Exploring civic resiliency and water systems in Hamilton, Ontario
Youthful Cities is a social enterprise focused on building civic resiliency through data-driven problem solving. The group facilitates pop-up innovation labs—Future City Builders—in cities across Canada.
Future City Builders recruits civically-engaged youth between 18-29 to explore the big issues impacting their cities, and asks them to develop innovative solutions with guidance and resources from Youthful Cities and partner organizations.
Hamilton youth surveyed by Youthful Cities identified water as a major topic of interest, leading to the development of Hamilton’s Future City Builders pop-up lab.
Founder Robert Barnard defines the concept of the “Youthful City”
Solution
How rain gardens beautify cities and mitigate flood risks
My project team proposed a civic platform focused on promoting rain gardens as a future-proofing tool for mitigating flood risk and beautifying cities.
As global temperatures continue to rise, flooding and stormwater overflow present an ever-increasing risk to communities and property. Rain gardens can mitigate this risk by diverting excess stormwater, reducing the load on sewer systems.
We calculated that the addition of 10,000 rain gardens to properties across the city of Hamilton could effectively divert the measured volume of overflow that had entered the Hamilton Harbour in that calendar year, impacting water quality and posing a public health risk.
Rainhaven proposal slides
Process
Youthful collaboration and project-based learning
Over a series of workshops, our cohort learned about Hamilton’s water systems, practiced design thinking to brainstorm and analyse ideas, and formed teams to develop ideas into pitch-ready proposals.

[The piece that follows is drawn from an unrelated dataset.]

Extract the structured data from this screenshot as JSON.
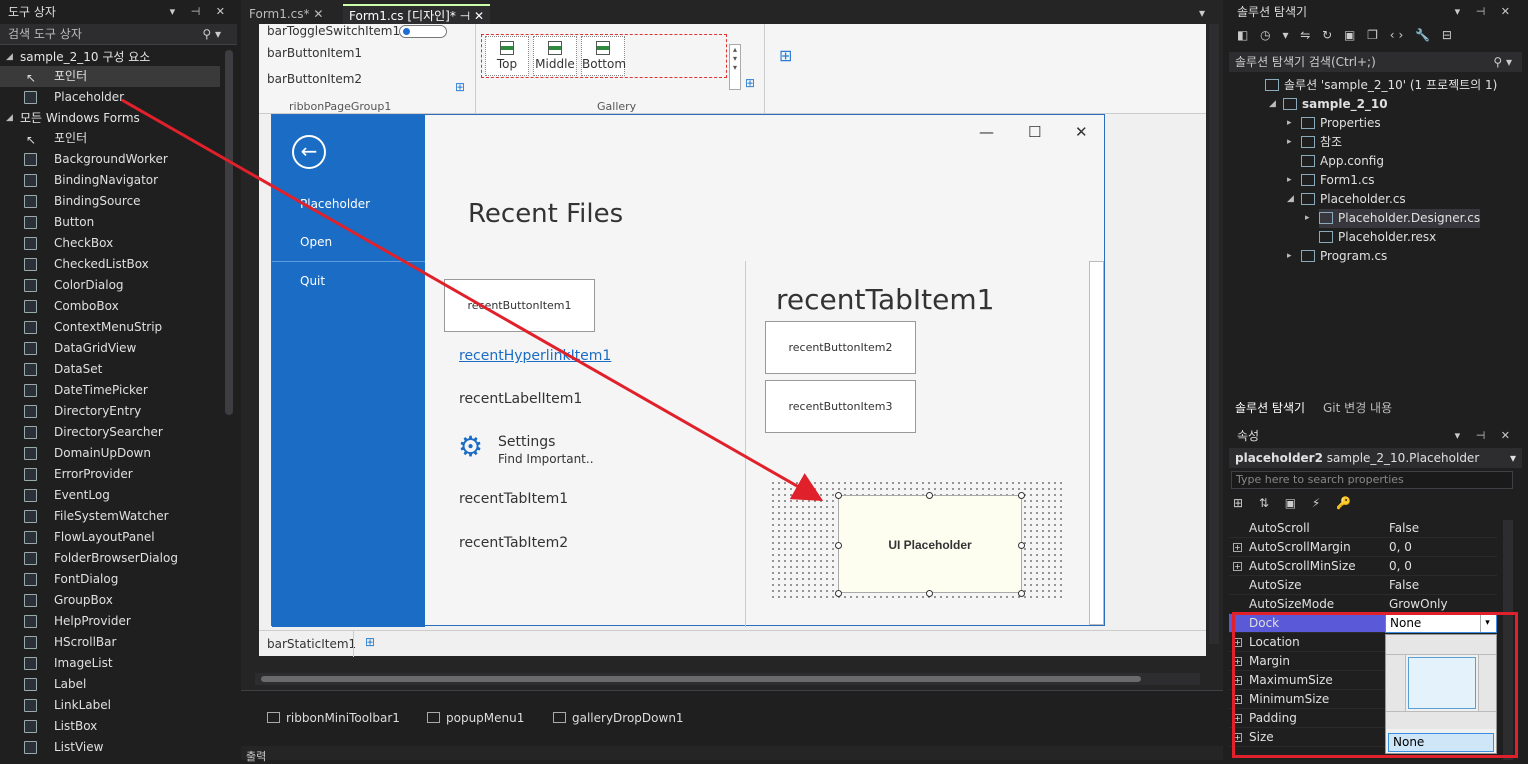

Photos from workshops and lectures hosted at Co-Motion in Hamilton, Ontario
Key components of the Future City Builders innovation lab, and how our team approached the challenge
1.
Lecture Series: Learning from Experts in the Field
Scoping and Development: Forming Teams + Collaborating on Research, Strategy, Pitch and Proposal Writing
Collaborative research and strategy, regrouping to share and discuss ideas and learning
Dividing roles and responsibilities based on areas of expertise
Core premise under investigation: rain gardens as an effective intervention for stormwater overflow management at the civic level — added benefit of beautifying outdoor spaces
Why rain gardens? Team researched the science of rain gardens and conducted data-driven analysis; used real data to connect metrics of overflow volume with the metric capacity of rain gardens
Ideation: Develop a civic engagement platform (website, social media) — connecting the public with information and resources; implement a local rain garden map and total garden counter, measuring distance remaining to reaching the end goal of adding 10,000 rain gardens to the local civic fabric
Ideation: Creating a public art piece to promote the cause by installing a creatively-designed rain garden in a highly visible area (McMaster U) — tool to a) promote the platform, b) communicate the core message, and c) demonstrate the concept in action
My Contributions
Utilizing creative tech background to tell the story of Rainhaven
As one of the few designers participating in the lab, I brought a unique blend of creative design and research/writing acumen to the project.
Design I contributed to the Rainhaven proposal
1.
Branding and logo design
2.
Website mockups
3.
3D modeling
4.
Deck and infographic design
5.
Research, strategy and proposal-writing (team collaboration)
Culminating Event
Delivering a winning pitch to key stakeholders
Our team pitched to a panel of key stakeholders, including representatives from Evergreen Brickworks, RBC Future Launch and the Mayor of Hamilton.
Rainhaven was awarded first place for our pitch, receiving $5k in grant money to continue developing the project.
Beyond The Lab
Leveraging momentum to pursue strategic partnerships
After the culmination of the innovation lab and pitch event, we continued to advocate for Rainhaven’s mission by participating in workshops and pursuing strategic partnerships.
Our team ended up donating the majority of our prize grant to Depave Paradise, a local organization focused on under-utilized paved spaces to install rain gardens.